Ainsi donc, construisez votre Centre Intérieur. N'attendez pas. L'étude et la réflexion, l'examen de soi et les bonnes résolutions que l'on prend en considération chaque jour, tout cela contribuera à former ce Centre. En tout cas, par tous les moyens, allez lentement, mais insistez sur "allez" et non sur "lentement". Vivez dans le Centre Intérieur, non seulement durant les heures d'étude et de réflexion, mais essayez même quand vous êtes en train de manger ou de faire des besognes quotidiennes. Ce que nous mangeons a meilleur goût à la langue, nos pots et nos casseroles se mettent à reluire avec éclat d'un rayonnement intérieur qui leur est propre. Croyez-moi, c'est vrai que nous pouvons et devrions faire apparaître le rayonnement inhérent à chaque personne, à chaque objet et événement. Cela enrichit la vie, la rend bonne, belle et vraie.
Constamment nous devons essayer de saisir tout ce que le temps déploie ‑ le doux comme l'aigre et même l'amer. C'est effectivement très ennuyeux quand des petites choses interrompent le travail, mais cela aussi a sa valeur ; notre Volonté spirituelle se développe quand nous demeurons stables et calmes, et sommes capables de passer d'une chose à une autre, d'exécuter un devoir puis de retourner au précédent. La Volonté spirituelle le demande et incidemment nous enseigne à considérer tous les travaux comme ayant de la valeur ; Karma s'accomplit dans et par chacun d'eux.
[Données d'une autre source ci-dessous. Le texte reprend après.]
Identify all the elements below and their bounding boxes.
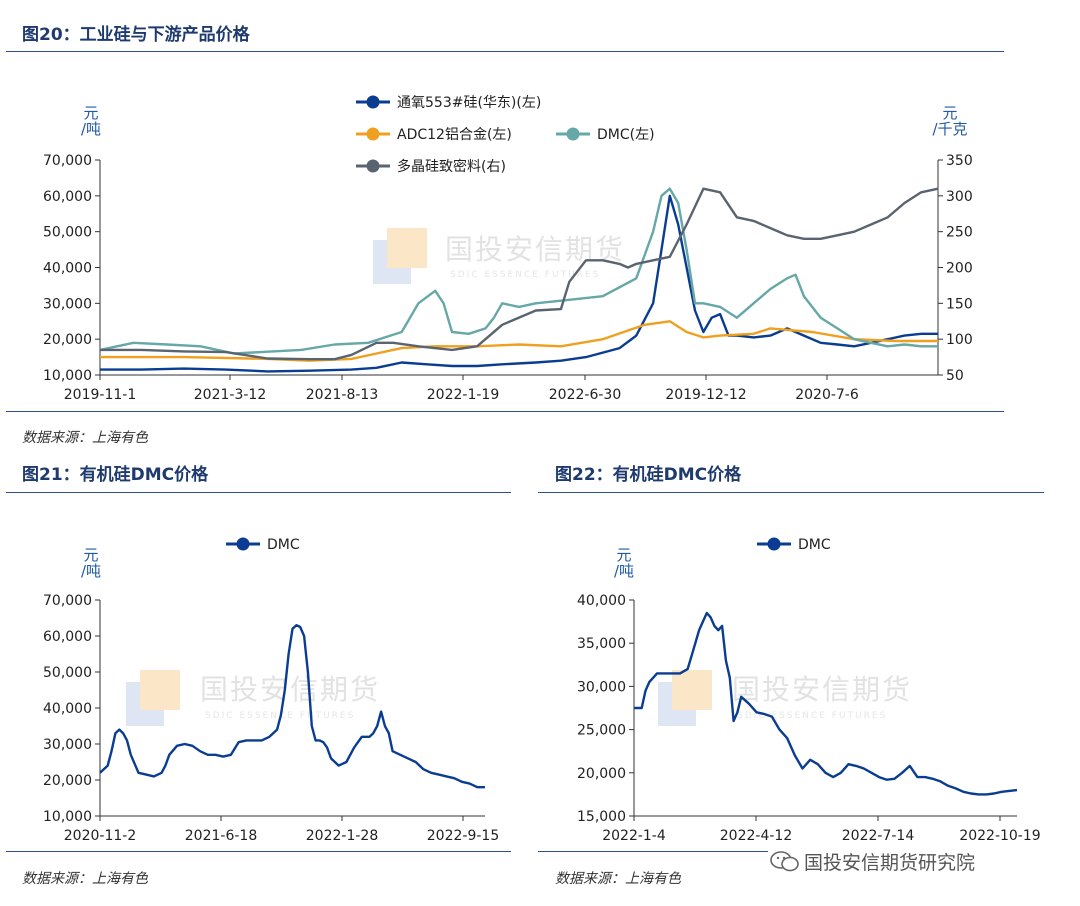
fig22-title-rule	[538, 492, 1044, 493]
x-tick-label: 2022-9-15	[427, 828, 499, 844]
legend-label: 通氧553#硅(华东)(左)	[397, 95, 541, 111]
credit-text: 国投安信期货研究院	[804, 852, 976, 874]
watermark-subtext: SDIC ESSENCE FUTURES	[450, 270, 601, 280]
y-tick-label: 70,000	[43, 153, 92, 169]
fig20-bottom-rule	[6, 411, 1004, 412]
watermark-text: 国投安信期货	[732, 673, 913, 706]
legend-marker	[236, 537, 250, 551]
wechat-icon	[770, 850, 799, 871]
series-line	[99, 624, 485, 789]
legend-marker	[767, 537, 781, 551]
series-line	[100, 194, 938, 373]
y-tick-label: 25,000	[577, 723, 626, 739]
y-tick-label: 10,000	[43, 368, 92, 384]
x-tick-label: 2022-1-4	[602, 828, 666, 844]
y-tick-label: 30,000	[43, 737, 92, 753]
x-tick-label: 2022-6-30	[549, 387, 621, 403]
watermark-logo-icon	[373, 228, 427, 284]
series-line	[634, 611, 1018, 796]
legend-label: DMC	[267, 537, 300, 553]
y-tick-label: 40,000	[43, 261, 92, 277]
x-tick-label: 2019-11-1	[64, 387, 136, 403]
right-unit-label: 元/千克	[932, 104, 967, 138]
x-tick-label: 2022-1-19	[427, 387, 499, 403]
y-right-tick-label: 50	[946, 368, 964, 384]
x-tick-label: 2021-3-12	[194, 387, 266, 403]
y-tick-label: 30,000	[577, 679, 626, 695]
y-tick-label: 20,000	[577, 766, 626, 782]
fig21-source: 数据来源：上海有色	[22, 871, 148, 887]
legend-marker	[366, 159, 380, 173]
y-right-tick-label: 150	[946, 296, 973, 312]
y-tick-label: 30,000	[43, 296, 92, 312]
watermark-logo-icon	[126, 670, 180, 726]
x-tick-label: 2022-1-28	[306, 828, 378, 844]
fig20-title-rule	[6, 51, 1004, 52]
y-tick-label: 20,000	[43, 332, 92, 348]
wechat-credit: 国投安信期货研究院	[770, 848, 975, 875]
x-tick-label: 2021-6-18	[185, 828, 257, 844]
legend-marker	[566, 127, 580, 141]
legend-marker	[366, 95, 380, 109]
legend-marker	[366, 127, 380, 141]
fig21-bottom-rule	[6, 851, 511, 852]
watermark-subtext: SDIC ESSENCE FUTURES	[737, 711, 888, 721]
y-tick-label: 40,000	[577, 593, 626, 609]
legend-label: DMC(左)	[597, 127, 655, 143]
y-right-tick-label: 350	[946, 153, 973, 169]
fig22-title: 图22：有机硅DMC价格	[555, 465, 742, 485]
y-tick-label: 35,000	[577, 636, 626, 652]
y-right-tick-label: 100	[946, 332, 973, 348]
watermark-logo-icon	[658, 670, 712, 726]
y-right-tick-label: 200	[946, 261, 973, 277]
fig20-source: 数据来源：上海有色	[22, 430, 148, 446]
fig22-bottom-rule	[538, 851, 768, 852]
y-tick-label: 20,000	[43, 773, 92, 789]
y-tick-label: 50,000	[43, 665, 92, 681]
y-right-tick-label: 250	[946, 225, 973, 241]
watermark-text: 国投安信期货	[200, 673, 381, 706]
series-line	[99, 187, 938, 355]
legend-label: DMC	[798, 537, 831, 553]
fig22-source: 数据来源：上海有色	[555, 871, 681, 887]
y-tick-label: 10,000	[43, 809, 92, 825]
x-tick-label: 2019-12-12	[665, 387, 746, 403]
legend-label: ADC12铝合金(左)	[397, 127, 512, 143]
y-tick-label: 50,000	[43, 225, 92, 241]
legend-label: 多晶硅致密料(右)	[397, 158, 506, 175]
x-tick-label: 2022-7-14	[842, 828, 915, 844]
watermark-subtext: SDIC ESSENCE FUTURES	[205, 711, 356, 721]
left-unit-label: 元/吨	[81, 104, 101, 138]
y-right-tick-label: 300	[946, 189, 973, 205]
y-tick-label: 70,000	[43, 593, 92, 609]
fig21-title: 图21：有机硅DMC价格	[22, 465, 209, 485]
x-tick-label: 2020-7-6	[795, 387, 859, 403]
fig21-title-rule	[6, 492, 511, 493]
y-tick-label: 40,000	[43, 701, 92, 717]
series-line	[100, 187, 939, 361]
x-tick-label: 2022-10-19	[959, 828, 1040, 844]
y-tick-label: 60,000	[43, 629, 92, 645]
y-tick-label: 15,000	[577, 809, 626, 825]
fig20-title: 图20：工业硅与下游产品价格	[22, 25, 250, 45]
x-tick-label: 2022-4-12	[720, 828, 792, 844]
y-tick-label: 60,000	[43, 189, 92, 205]
unit-label: 元/吨	[81, 546, 101, 580]
x-tick-label: 2020-11-2	[64, 828, 136, 844]
x-tick-label: 2021-8-13	[306, 387, 378, 403]
unit-label: 元/吨	[614, 546, 634, 580]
La patience est une grande vertu et est nécessaire en chaque occasion, presque à chaque heure. Ne permettez à rien de vous contrarier. Vous êtes en train de construire en vous-mêmes un Centre ‑ un Centre de pensée, de sentiment et de volonté dans votre conscience. À moins de résister au choc des impacts extérieurs qui arrivent par milliers, nous ne "valons pas cher" [1] . C'est là un exercice très important et comme je le sais nous y échouons un million de fois. Ainsi donc, prenez soin du Centre Intérieur et ne laissez pas les choses vous mettre à bas. Placez constamment votre attention sur les Maîtres, les Grands Gurus, qui sont si patients et indulgents envers nous personnellement et envers la race humaine à mesure qu'elle traverse les civilisations. Il faut développer la Dévotion envers les Êtres Bénis et Saints qui sont parfaits. Eux-mêmes nous observent avec joie quand nous surmontons nos petites failles et faiblesses. Mais sont-elles véritablement petites ? Ainsi donc la piété et la patience, comme pouvoirs qui nous font rester stables, sont essentielles. Il existe une cohésion psychique et non pas seulement corporelle. Dans le dernier chapitre de la Gîtâ, il y a des choses valables, pour nous, concernant la cohésion et la persévérante stabilité. {dhriti, XVIII, 33-5].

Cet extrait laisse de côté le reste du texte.